In 1995 the ISI reported to Bhutto that Narasimha Rao had authorised nuclear tests, and that they could be conducted at any minute. Benazir put the country’s nuclear arsenal programme on high-alert made emergency preparations, and ordered the Pakistani armed forces to remain on high-alert. However the United States intervened, Indian operations for conducting the nuclear tests were called off and the Japanese government attempted to mediate. In 1996, Benazir Bhutto met with Japanese officials and warned India about conducting nuclear tests. She revealed for the first time that Pakistan had achieved parity with India in its capacity to produce nuclear weapons and their delivery capability. She told the Indian press, that Pakistan “cannot afford to negate the parity we maintain with India”. These statements represented a departure from Pakistan’s previous policy of “nuclear ambivalence.” Bhutto issued a statement on the tests and told the international press that she condemned the Indian nuclear tests. “If (India) conducts a nuclear test, it would forced her (Pakistan) to.. “follow suit…” she said.

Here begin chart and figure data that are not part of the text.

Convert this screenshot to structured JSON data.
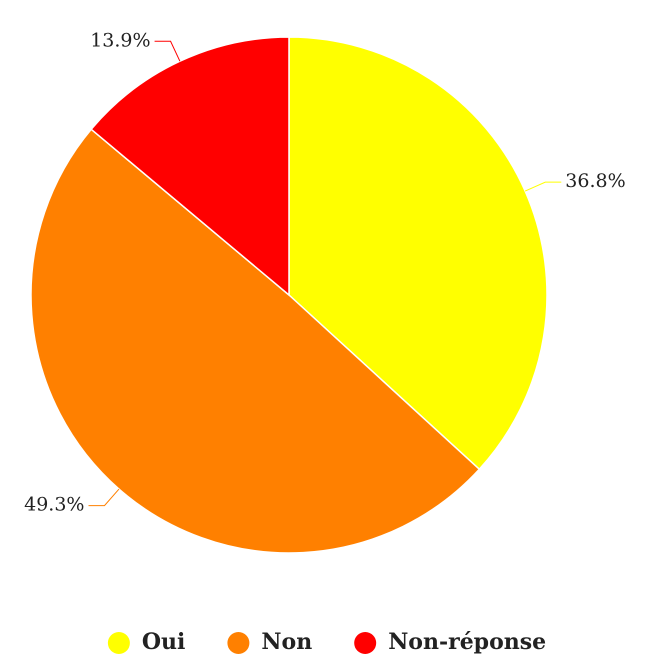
{
  "chart_data": {
    "type": "pie",
    "categories": [
      "Oui",
      "Non",
      "Non-réponse"
    ],
    "values": [
      36.8,
      49.3,
      13.9
    ],
    "value_labels": [
      "36.8%",
      "49.3%",
      "13.9%"
    ],
    "colors": [
      "#ffff00",
      "#ff8000",
      "#ff0000"
    ],
    "legend": "bottom"
  }
}
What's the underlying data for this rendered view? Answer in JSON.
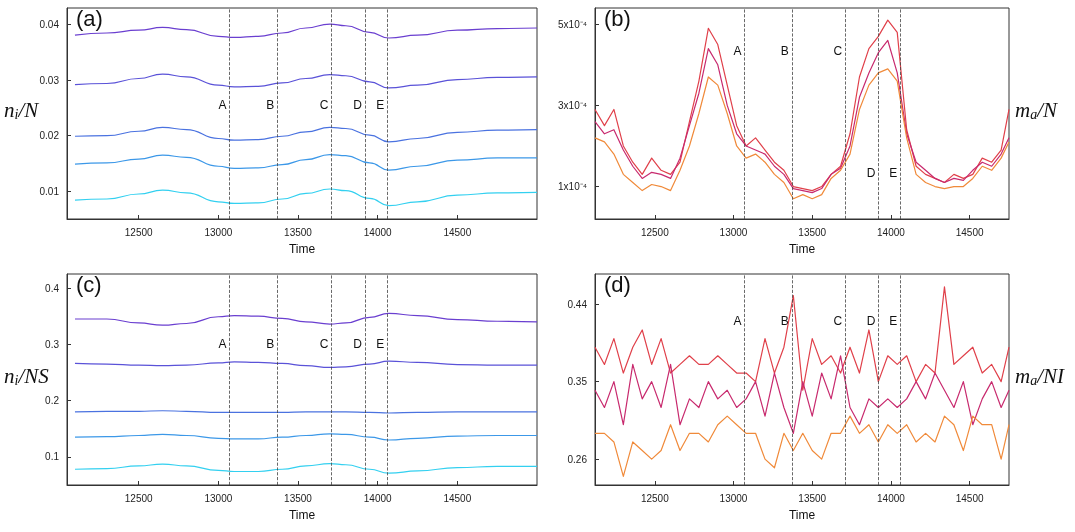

Bhutto also ratcheted up her policy on Indian Kashmir, rallying against India. At an Inter-Parliamentary Union meeting at the United Nations, Bhutto, who was accompanied by her then-Speaker and future prime minister Yousaf Raza Gillani upset and angered the Indian delegation, headed by prime minister Atal Bihari Vajpayee, with a vehement criticism of India. Vajpayee responded, saying: “It is Pakistan which is flouting the United Nations resolution by not withdrawing its forces from Kashmir…You people create problems every time. You know the Kashmiri people themselves acceded to India. First, the Maharajah, then the Kashmiri parliament, both decided to go with India”.
Bhutto described Indian held-Kashmir as the worst example of “Indian intransigence” and dismissed Indian allegations of putative Pakistani nuclear tests as “baseless”. Bhutto criticised India’s bid to hide its plan to explode a nuclear device, and failure to cover up its domestic problems including its failure to suppress the freedom struggle in Kashmir.